Mary Sherman, MPA ’19


 Group picture in front of The Diet

What I found most valuable was seeing the different points of view and world views of each country in the span of a couple of days. These direct conversations with policy makers and academics about foreign policy and development allowed me to reflect on how countries perspectives of themselves and of others facilitates or inhibits collaboration or coordination. This ultimately creates relationships that are either hostile or friendly upon a given world view. The rhetoric by the representatives of their nations demonstrates these world views. I feel privileged to be able hear these world views in their countries and from their mouths directly. It is truly a unique experience that allowed me to peak into the world of foreign relations. I saw how difficult it can be to converge world views to work together when they are so opposing. Navigating this conversation and being a liaison between countries would be quite fascinating.
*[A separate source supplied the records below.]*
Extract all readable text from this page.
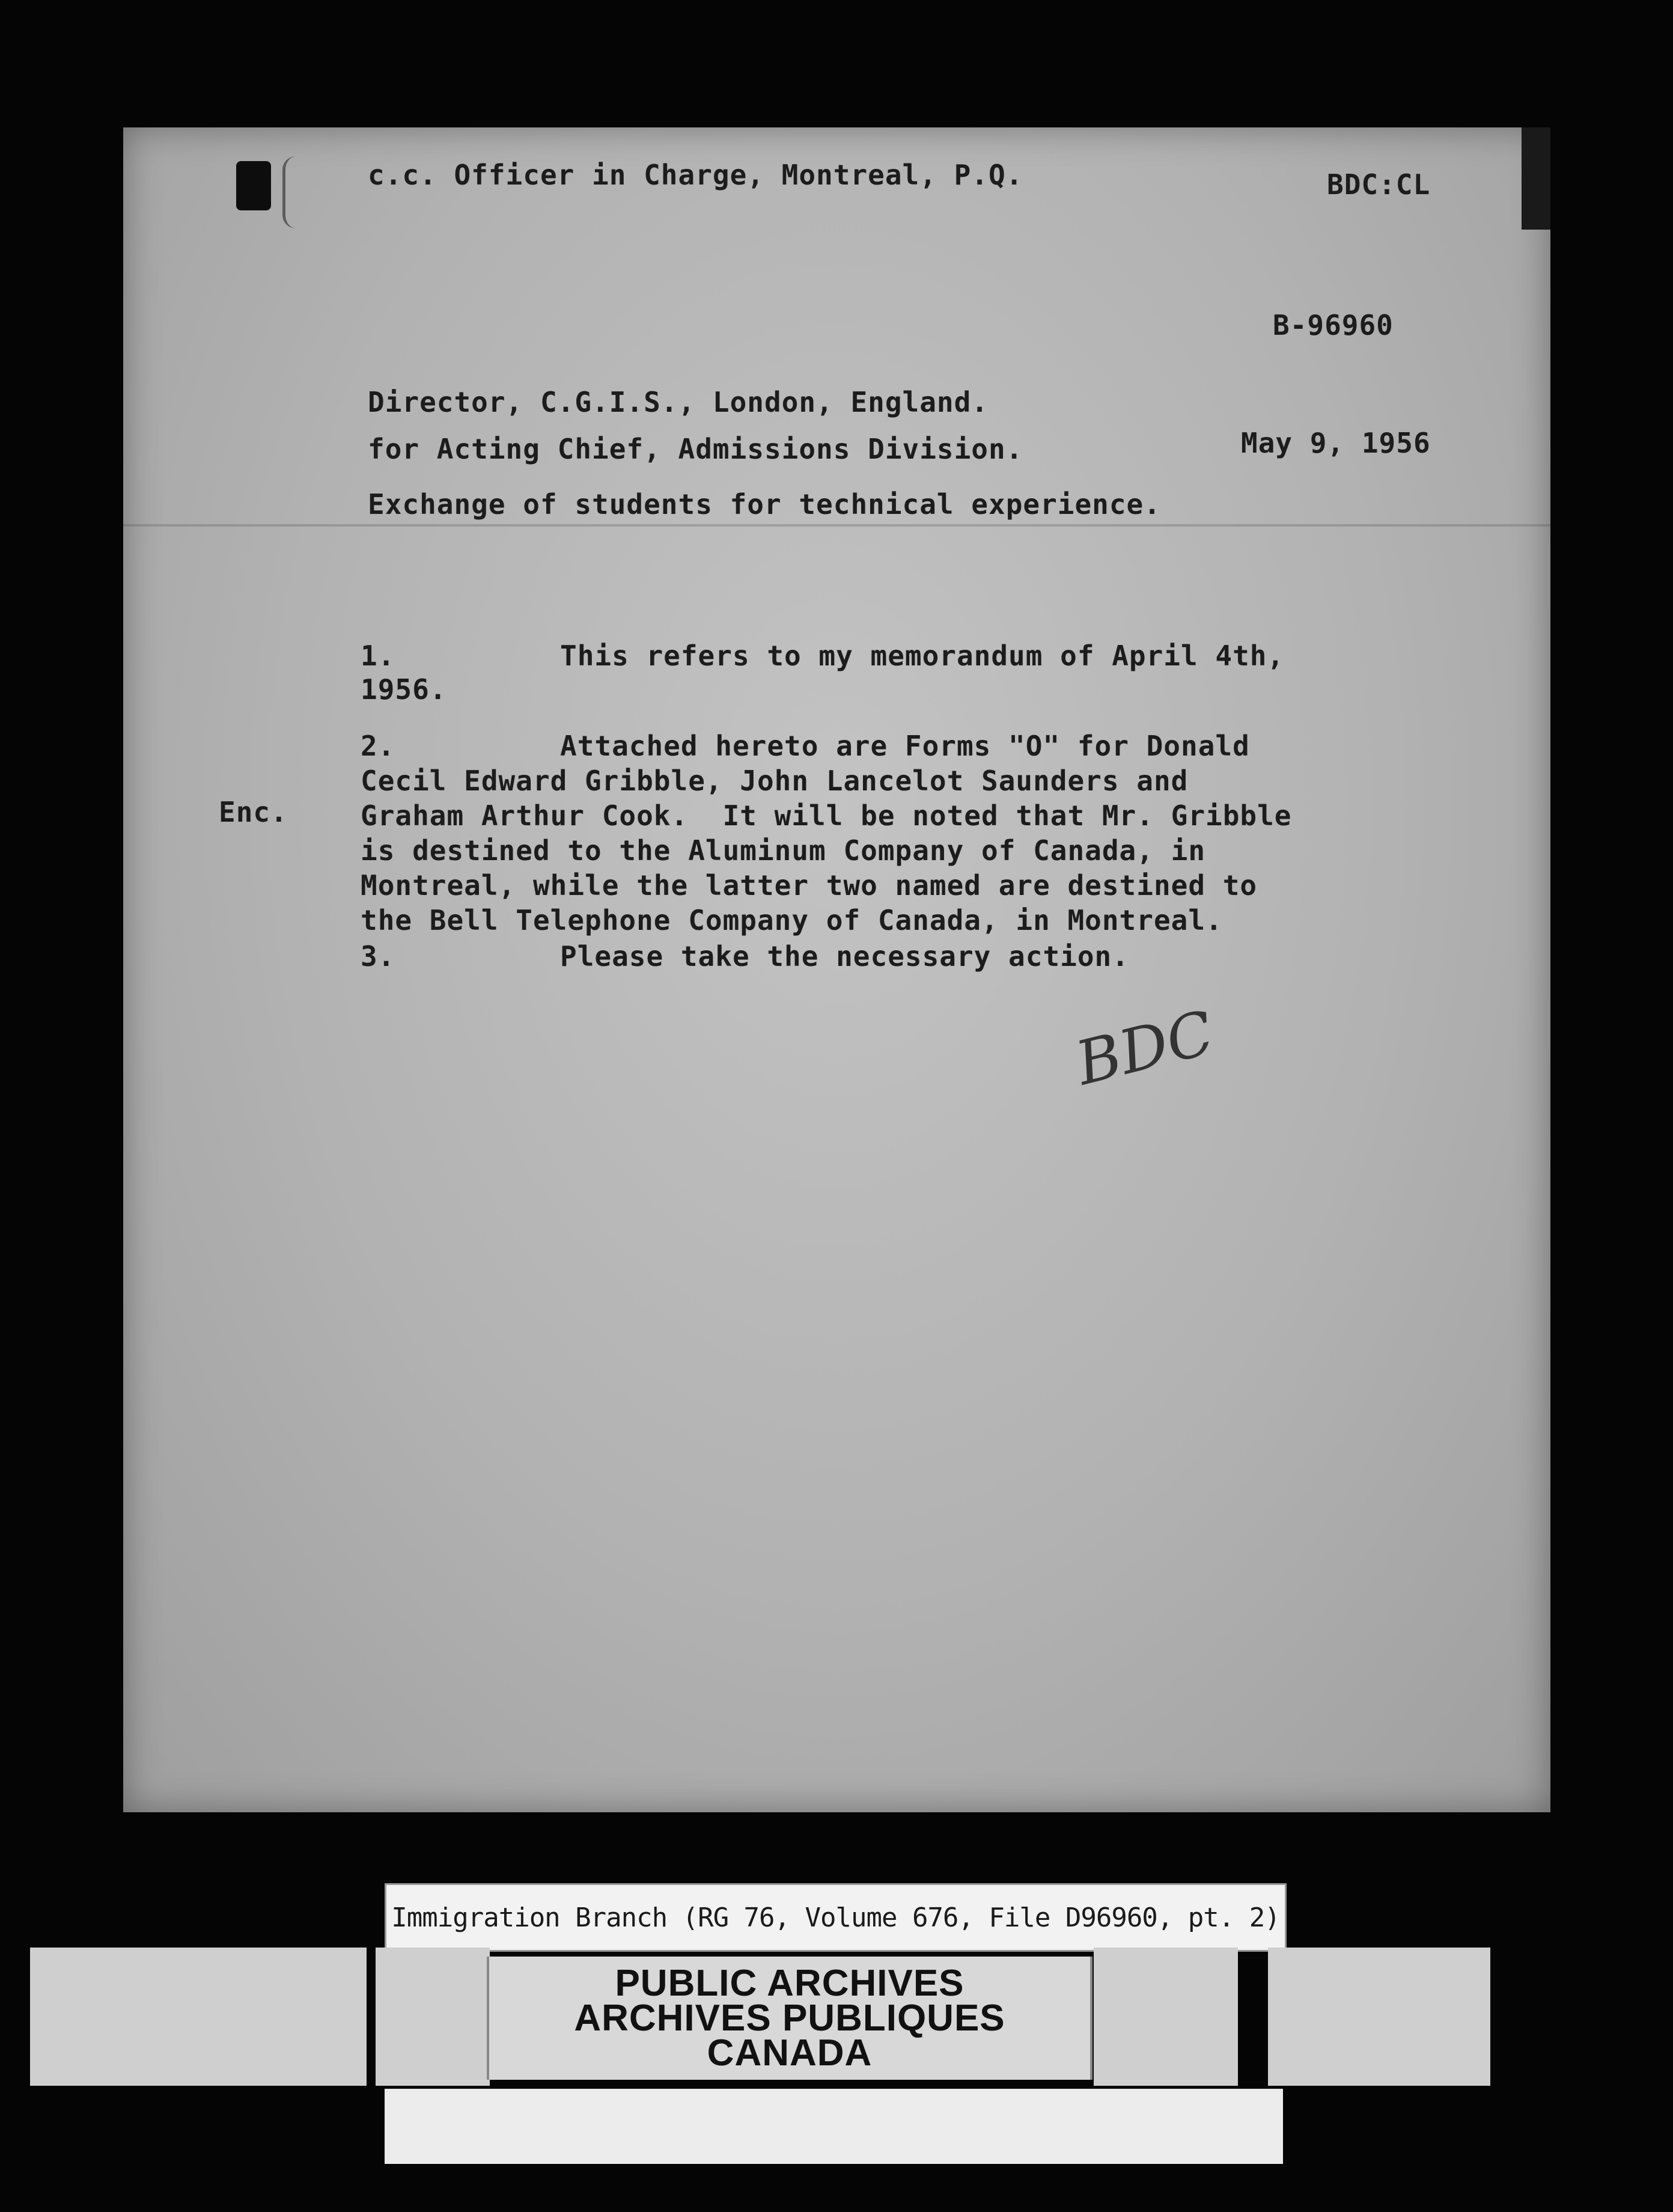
c.c. Officer in Charge, Montreal, P.Q.	BDC:CL
B-96960
Director, C.G.I.S., London, England.
for Acting Chief, Admissions Division.	May 9, 1956
Exchange of students for technical experience.
1.	This refers to my memorandum of April 4th,
1956.
2.	Attached hereto are Forms "O" for Donald
Cecil Edward Gribble, John Lancelot Saunders and
Graham Arthur Cook.  It will be noted that Mr. Gribble
is destined to the Aluminum Company of Canada, in
Montreal, while the latter two named are destined to
the Bell Telephone Company of Canada, in Montreal.
Enc.
3.	Please take the necessary action.
BDC
Immigration Branch (RG 76, Volume 676, File D96960, pt. 2)
PUBLIC ARCHIVES
ARCHIVES PUBLIQUES
CANADA
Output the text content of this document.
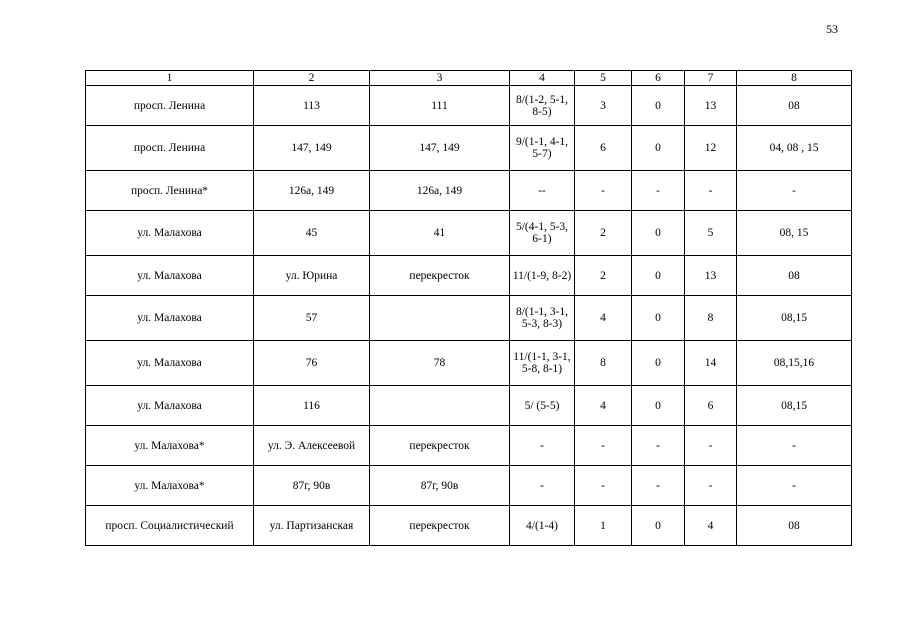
53
1	2	3	4	5	6	7	8
просп. Ленина	113	111	8/(1-2, 5-1, 8-5)	3	0	13	08
просп. Ленина	147, 149	147, 149	9/(1-1, 4-1, 5-7)	6	0	12	04, 08 , 15
просп. Ленина*	126а, 149	126а, 149	--	-	-	-	-
ул. Малахова	45	41	5/(4-1, 5-3, 6-1)	2	0	5	08, 15
ул. Малахова	ул. Юрина	перекресток	11/(1-9, 8-2)	2	0	13	08
ул. Малахова	57		8/(1-1, 3-1, 5-3, 8-3)	4	0	8	08,15
ул. Малахова	76	78	11/(1-1, 3-1, 5-8, 8-1)	8	0	14	08,15,16
ул. Малахова	116		5/ (5-5)	4	0	6	08,15
ул. Малахова*	ул. Э. Алексеевой	перекресток	-	-	-	-	-
ул. Малахова*	87г, 90в	87г, 90в	-	-	-	-	-
просп. Социалистический	ул. Партизанская	перекресток	4/(1-4)	1	0	4	08
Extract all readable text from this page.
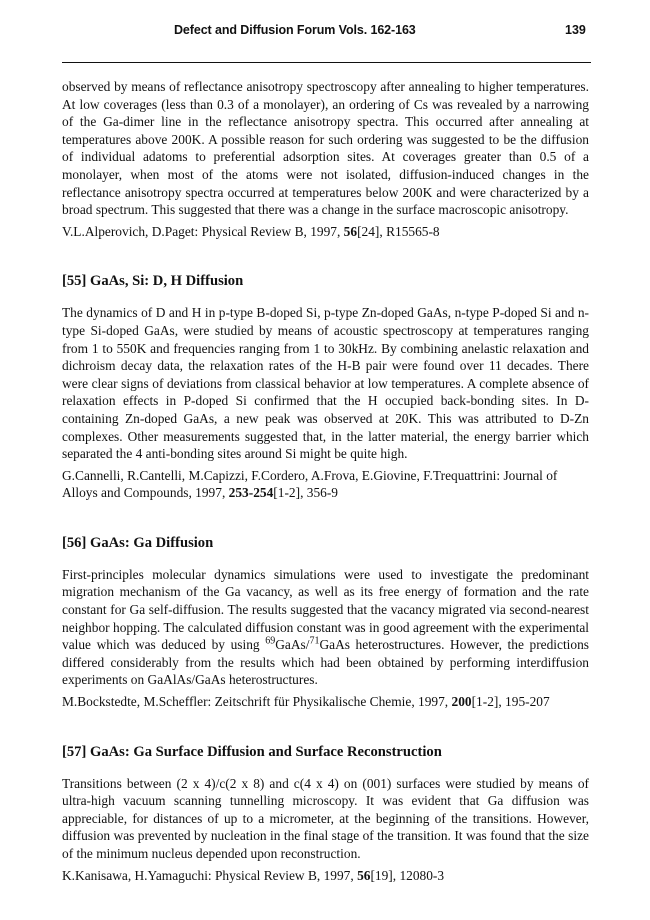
Defect and Diffusion Forum Vols. 162-163	139

observed by means of reflectance anisotropy spectroscopy after annealing to higher temperatures. At low coverages (less than 0.3 of a monolayer), an ordering of Cs was revealed by a narrowing of the Ga-dimer line in the reflectance anisotropy spectra. This occurred after annealing at temperatures above 200K. A possible reason for such ordering was suggested to be the diffusion of individual adatoms to preferential adsorption sites. At coverages greater than 0.5 of a monolayer, when most of the atoms were not isolated, diffusion-induced changes in the reflectance anisotropy spectra occurred at temperatures below 200K and were characterized by a broad spectrum. This suggested that there was a change in the surface macroscopic anisotropy.

V.L.Alperovich, D.Paget: Physical Review B, 1997, 56[24], R15565-8

[55] GaAs, Si: D, H Diffusion

The dynamics of D and H in p-type B-doped Si, p-type Zn-doped GaAs, n-type P-doped Si and n-type Si-doped GaAs, were studied by means of acoustic spectroscopy at temperatures ranging from 1 to 550K and frequencies ranging from 1 to 30kHz. By combining anelastic relaxation and dichroism decay data, the relaxation rates of the H-B pair were found over 11 decades. There were clear signs of deviations from classical behavior at low temperatures. A complete absence of relaxation effects in P-doped Si confirmed that the H occupied back-bonding sites. In D-containing Zn-doped GaAs, a new peak was observed at 20K. This was attributed to D-Zn complexes. Other measurements suggested that, in the latter material, the energy barrier which separated the 4 anti-bonding sites around Si might be quite high.

G.Cannelli, R.Cantelli, M.Capizzi, F.Cordero, A.Frova, E.Giovine, F.Trequattrini: Journal of Alloys and Compounds, 1997, 253-254[1-2], 356-9

[56] GaAs: Ga Diffusion

First-principles molecular dynamics simulations were used to investigate the predominant migration mechanism of the Ga vacancy, as well as its free energy of formation and the rate constant for Ga self-diffusion. The results suggested that the vacancy migrated via second-nearest neighbor hopping. The calculated diffusion constant was in good agreement with the experimental value which was deduced by using $^{69}$GaAs/$^{71}$GaAs heterostructures. However, the predictions differed considerably from the results which had been obtained by performing interdiffusion experiments on GaAlAs/GaAs heterostructures.

M.Bockstedte, M.Scheffler: Zeitschrift für Physikalische Chemie, 1997, 200[1-2], 195-207

[57] GaAs: Ga Surface Diffusion and Surface Reconstruction

Transitions between (2 x 4)/c(2 x 8) and c(4 x 4) on (001) surfaces were studied by means of ultra-high vacuum scanning tunnelling microscopy. It was evident that Ga diffusion was appreciable, for distances of up to a micrometer, at the beginning of the transitions. However, diffusion was prevented by nucleation in the final stage of the transition. It was found that the size of the minimum nucleus depended upon reconstruction.

K.Kanisawa, H.Yamaguchi: Physical Review B, 1997, 56[19], 12080-3
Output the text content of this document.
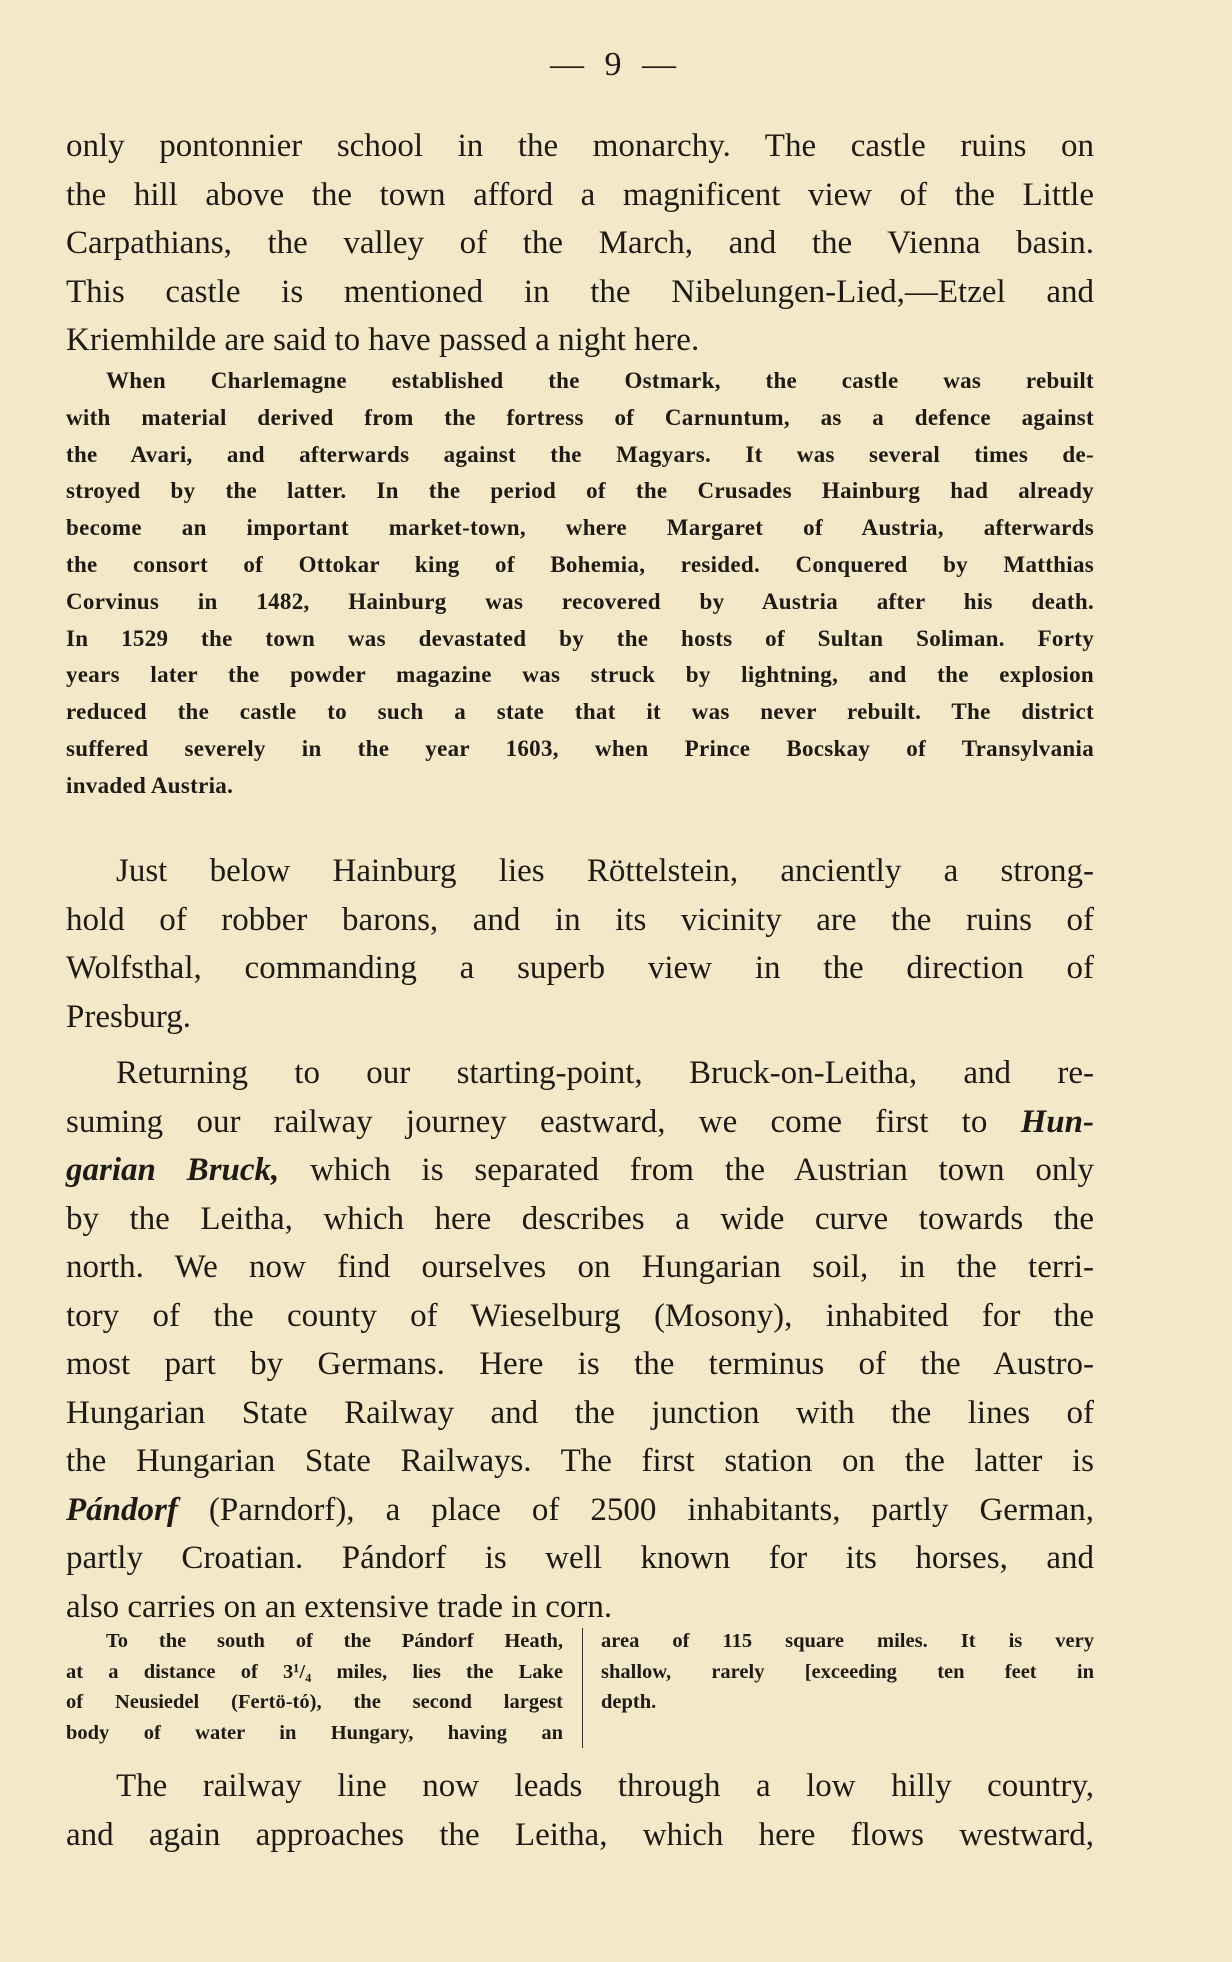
— 9 —
only pontonnier school in the monarchy. The castle ruins on
the hill above the town afford a magnificent view of the Little
Carpathians, the valley of the March, and the Vienna basin.
This castle is mentioned in the Nibelungen-Lied,—Etzel and
Kriemhilde are said to have passed a night here.
When Charlemagne established the Ostmark, the castle was rebuilt
with material derived from the fortress of Carnuntum, as a defence against
the Avari, and afterwards against the Magyars. It was several times de-
stroyed by the latter. In the period of the Crusades Hainburg had already
become an important market-town, where Margaret of Austria, afterwards
the consort of Ottokar king of Bohemia, resided. Conquered by Matthias
Corvinus in 1482, Hainburg was recovered by Austria after his death.
In 1529 the town was devastated by the hosts of Sultan Soliman. Forty
years later the powder magazine was struck by lightning, and the explosion
reduced the castle to such a state that it was never rebuilt. The district
suffered severely in the year 1603, when Prince Bocskay of Transylvania
invaded Austria.
Just below Hainburg lies Röttelstein, anciently a strong-
hold of robber barons, and in its vicinity are the ruins of
Wolfsthal, commanding a superb view in the direction of
Presburg.
Returning to our starting-point, Bruck-on-Leitha, and re-
suming our railway journey eastward, we come first to Hun-
garian Bruck, which is separated from the Austrian town only
by the Leitha, which here describes a wide curve towards the
north. We now find ourselves on Hungarian soil, in the terri-
tory of the county of Wieselburg (Mosony), inhabited for the
most part by Germans. Here is the terminus of the Austro-
Hungarian State Railway and the junction with the lines of
the Hungarian State Railways. The first station on the latter is
Pándorf (Parndorf), a place of 2500 inhabitants, partly German,
partly Croatian. Pándorf is well known for its horses, and
also carries on an extensive trade in corn.
To the south of the Pándorf Heath,
at a distance of 3¹/₄ miles, lies the Lake
of Neusiedel (Fertö-tó), the second largest
body of water in Hungary, having an
area of 115 square miles. It is very
shallow, rarely [exceeding ten feet in
depth.
The railway line now leads through a low hilly country,
and again approaches the Leitha, which here flows westward,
I also think underneath all of their rhetoric it is interesting to see what they are not saying and what is under the surface. I think of the iceberg theory of communication and how each country and the heads of state say represent the country’s iceberg. How do you begin to navigate conversations such as these when 80% is unsaid? How can we begin to collaborate when each country has their own world view and their own agendas? These questions are what we see playing out before us in the world of foreign relations. I am now even more careful as I read about international affairs, what is unsaid is just as powerful as what is being said.